Una visita al mercado con la visión de un magnífico ejemplar de lubina ha decidido el almuerzo.
Ahí va la Lubina a la salvia:
Lo primero es decirle al pescaero que te prepare la lubina para la espalda ya que mi hambre era un hambre primitiva, sin necesidad de artificios, hoy estaba antojado de pescado con hierbas, es lo que me pide el cuerpo al final del invierno, sin florituras, mar o piscifactoría y tierra, azul y verde, fósforo y clorofila si nos ponemos más químicos.
Se machacan en el mortero unas hojas de salvia con pimientas de distintos colores, tallos de cebollino, dos dientes de ajo, orégano fresco, la rayadura de la mitad de un limón y su jugo junto con un chorreón de aceite de oliva para amalgamar.
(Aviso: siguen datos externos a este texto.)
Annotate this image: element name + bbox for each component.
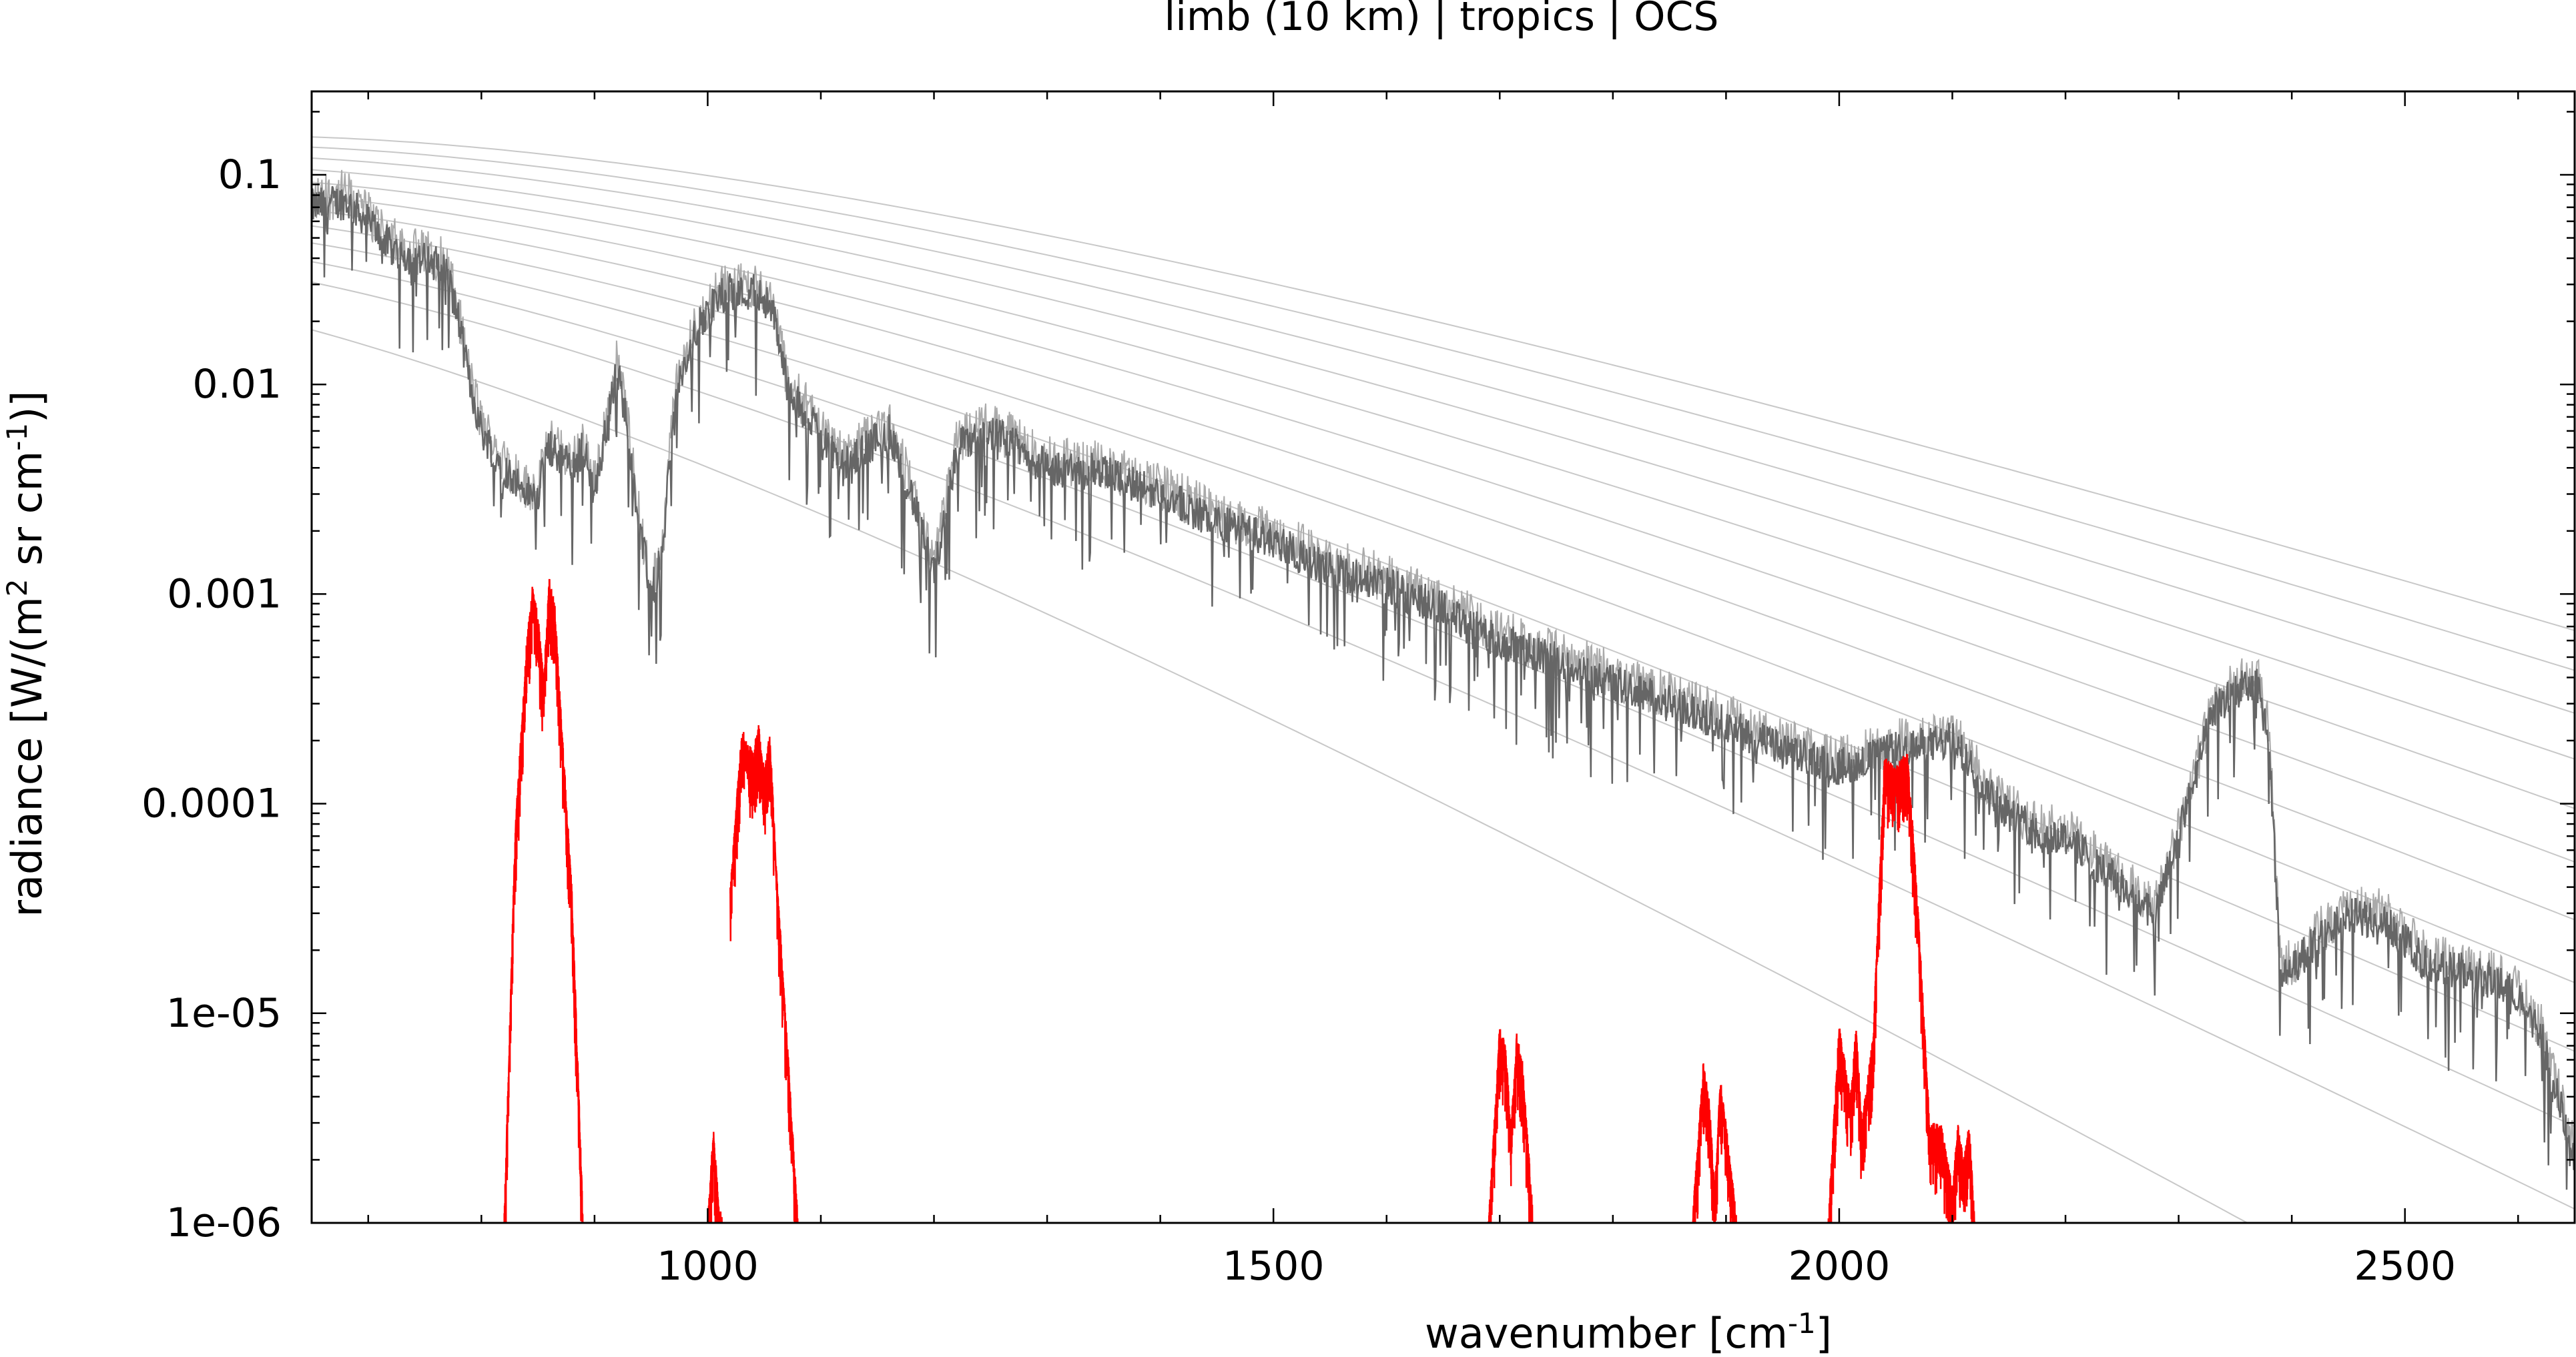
y-tick-label: 0.1 — [218, 151, 282, 198]
ocs-band-2 — [707, 1132, 723, 1223]
y-axis-label-superscript-1: 2 — [1, 578, 33, 596]
ocs-contribution-series — [503, 578, 1975, 1223]
ocs-band-4 — [1488, 1029, 1534, 1223]
y-axis-label-end: )] — [3, 391, 51, 423]
ocs-band-1 — [503, 578, 584, 1223]
total-radiance-series — [312, 169, 2575, 1190]
y-axis-ticks: 0.1 0.01 0.001 0.0001 1e-05 1e-06 — [141, 111, 2575, 1246]
x-axis-label-main: wavenumber [cm — [1425, 1309, 1788, 1357]
total-radiance-envelope — [312, 169, 2575, 1173]
planck-curve-220k — [312, 242, 2575, 1052]
y-tick-label: 0.001 — [167, 570, 282, 617]
planck-curve-290k — [312, 146, 2575, 671]
x-axis-ticks: 1000 1500 2000 2500 — [367, 91, 2519, 1290]
planck-curve-260k — [312, 181, 2575, 809]
ocs-band-5 — [1692, 1063, 1737, 1223]
y-tick-label: 1e-06 — [166, 1200, 282, 1246]
y-axis-label-superscript-2: -1 — [1, 423, 33, 451]
planck-curve-200k — [312, 281, 2575, 1210]
y-tick-label: 0.01 — [192, 361, 282, 408]
x-tick-label: 1500 — [1223, 1243, 1325, 1290]
x-axis-label-end: ] — [1816, 1309, 1832, 1357]
x-tick-label: 2000 — [1789, 1243, 1891, 1290]
planck-curve-230k — [312, 225, 2575, 983]
ocs-band-6 — [1827, 754, 1975, 1223]
total-radiance-line — [312, 185, 2575, 1190]
chart-title: limb (10 km) | tropics | OCS — [1165, 0, 1719, 40]
planck-curve-300k — [312, 136, 2575, 631]
plot-frame — [310, 90, 2576, 1224]
planck-curve-280k — [312, 157, 2575, 714]
y-axis-label-mid: sr cm — [3, 451, 51, 579]
planck-curve-180k — [312, 329, 2249, 1223]
y-axis-label-main: radiance [W/(m — [3, 596, 51, 917]
y-tick-label: 0.0001 — [141, 781, 282, 827]
x-axis-label-superscript: -1 — [1788, 1307, 1816, 1340]
y-axis-label: radiance [W/(m2 sr cm-1)] — [1, 391, 51, 917]
planck-curve-240k — [312, 209, 2575, 921]
x-tick-label: 2500 — [2354, 1243, 2456, 1290]
planck-curve-250k — [312, 195, 2575, 863]
planck-curve-270k — [312, 169, 2575, 760]
ocs-band-3 — [729, 725, 799, 1223]
x-tick-label: 1000 — [657, 1243, 759, 1290]
y-tick-label: 1e-05 — [166, 990, 282, 1037]
x-axis-label: wavenumber [cm-1] — [1425, 1307, 1832, 1357]
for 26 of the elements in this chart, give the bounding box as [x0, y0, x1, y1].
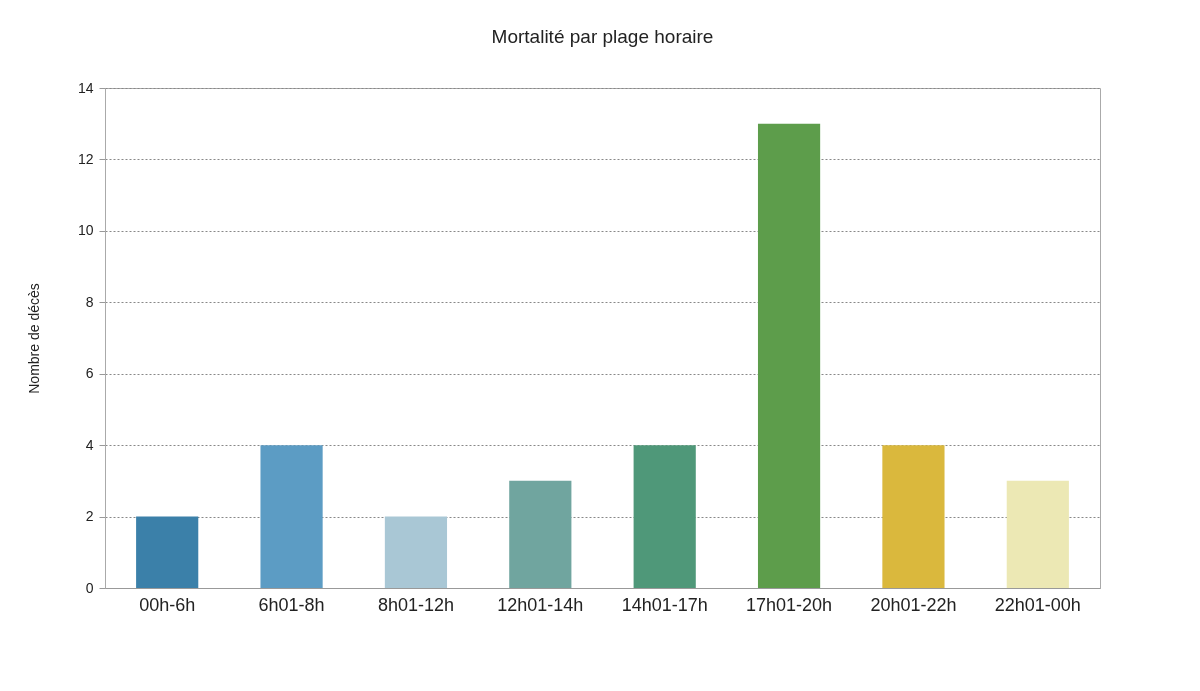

Refregamos los lomos del pescado, una vez salado, con la pasta resultante y se coloca en una sartén, previamente caliente con aceite de oliva(V.E.) por supuesto. Media copa de vino blanco, en este caso mosto de Manzanilla, y se tapa para depués bajar el fuego a intensidad media. Unos diez minutos después quedará a punto.
Y como dije antes así ha quedado y así lo dejo sin más, los adornos quedan pendientes para otras ocasiones más sofisticadas.
Un Mouro para acompañar y un par de g&t de postre hacen que este medio sábado haya pasado por mi vida con la suficiente dignidad.